Die wichtigste Frage wurde beim Einlaufen der Mannschaften beantwortet: Der 1. FC Nürnberg war wirklich mit Torwart nach Köln gereist. Nach dem Ausfall der Nummer eins (Raphael Schäfer) und der Nummer zwei (Patrick Rakovsky) stand beim Club diesmal Alexander Stephan zwischen den Pfosten - obwohl der an gleicher Stelle vor eineinhalb Jahren ein denkwürdiges Spiel erlebt hatte: Nach dem 0:3 im Dezember 2009 bei zum Teil dichtem Schneetreiben musste der damalige Nürnberger Trainer Michael Oenning gehen. Und Stephans Karriere wurde unterbrochen, noch bevor sie begonnen hatte.

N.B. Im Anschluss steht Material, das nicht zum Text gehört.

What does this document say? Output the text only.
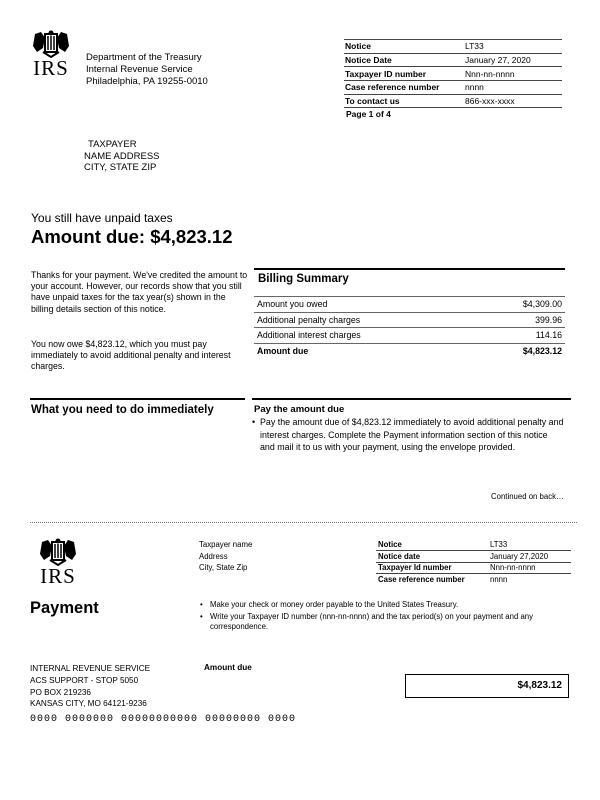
IRS Department of the Treasury
Internal Revenue Service
Philadelphia, PA 19255-0010
Notice	LT33
Notice Date	January 27, 2020
Taxpayer ID number	Nnn-nn-nnnn
Case reference number	nnnn
To contact us	866-xxx-xxxx
Page 1 of 4
TAXPAYER
NAME ADDRESS
CITY, STATE ZIP
You still have unpaid taxes
Amount due: $4,823.12
Thanks for your payment. We've credited the amount to your account. However, our records show that you still have unpaid taxes for the tax year(s) shown in the billing details section of this notice.
You now owe $4,823.12, which you must pay immediately to avoid additional penalty and interest charges.
Billing Summary
Amount you owed	$4,309.00
Additional penalty charges	399.96
Additional interest charges	114.16
Amount due	$4,823.12
What you need to do immediately	Pay the amount due
• Pay the amount due of $4,823.12 immediately to avoid additional penalty and interest charges. Complete the Payment information section of this notice and mail it to us with your payment, using the envelope provided.
Continued on back…
IRS
Taxpayer name
Address
City, State Zip
Notice	LT33
Notice date	January 27,2020
Taxpayer Id number	Nnn-nn-nnnn
Case reference number	nnnn
Payment	• Make your check or money order payable to the United States Treasury.
• Write your Taxpayer ID number (nnn-nn-nnnn) and the tax period(s) on your payment and any correspondence.
INTERNAL REVENUE SERVICE
ACS SUPPORT - STOP 5050
PO BOX 219236
KANSAS CITY, MO 64121-9236
Amount due
$4,823.12
0000 0000000 00000000000 00000000 0000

Kölns Torwart Michael Rensing ist stinksauer auf seinen Mitspieler Adil Chihi, weil der ihm zu oft und zu viel vor dem eigenen Strafraum dribbelt. (Foto: dapd)

Sein zweiter Ausflug nach Köln war erfolgreicher: Durch einen 2:1 (2:1)-Erfolg in Köln rückte der Club auf Platz sieben vor. Stephan und beide Trainer waren sich danach einig, dass es "ein verdienter Erfolg" war, und während Nürnbergs Coach Dieter Hecking sein junges Team für seine Disziplin und Ruhe lobte, zeigte sich FC-Trainer Stale Solbakken am Spieltag nach dem ersten Saisonsieg (4:3 in Hamburg) "sehr, sehr enttäuscht. Dies war ein großer Rückschritt nach zwei guten Leistungen. Es war inakzeptabel."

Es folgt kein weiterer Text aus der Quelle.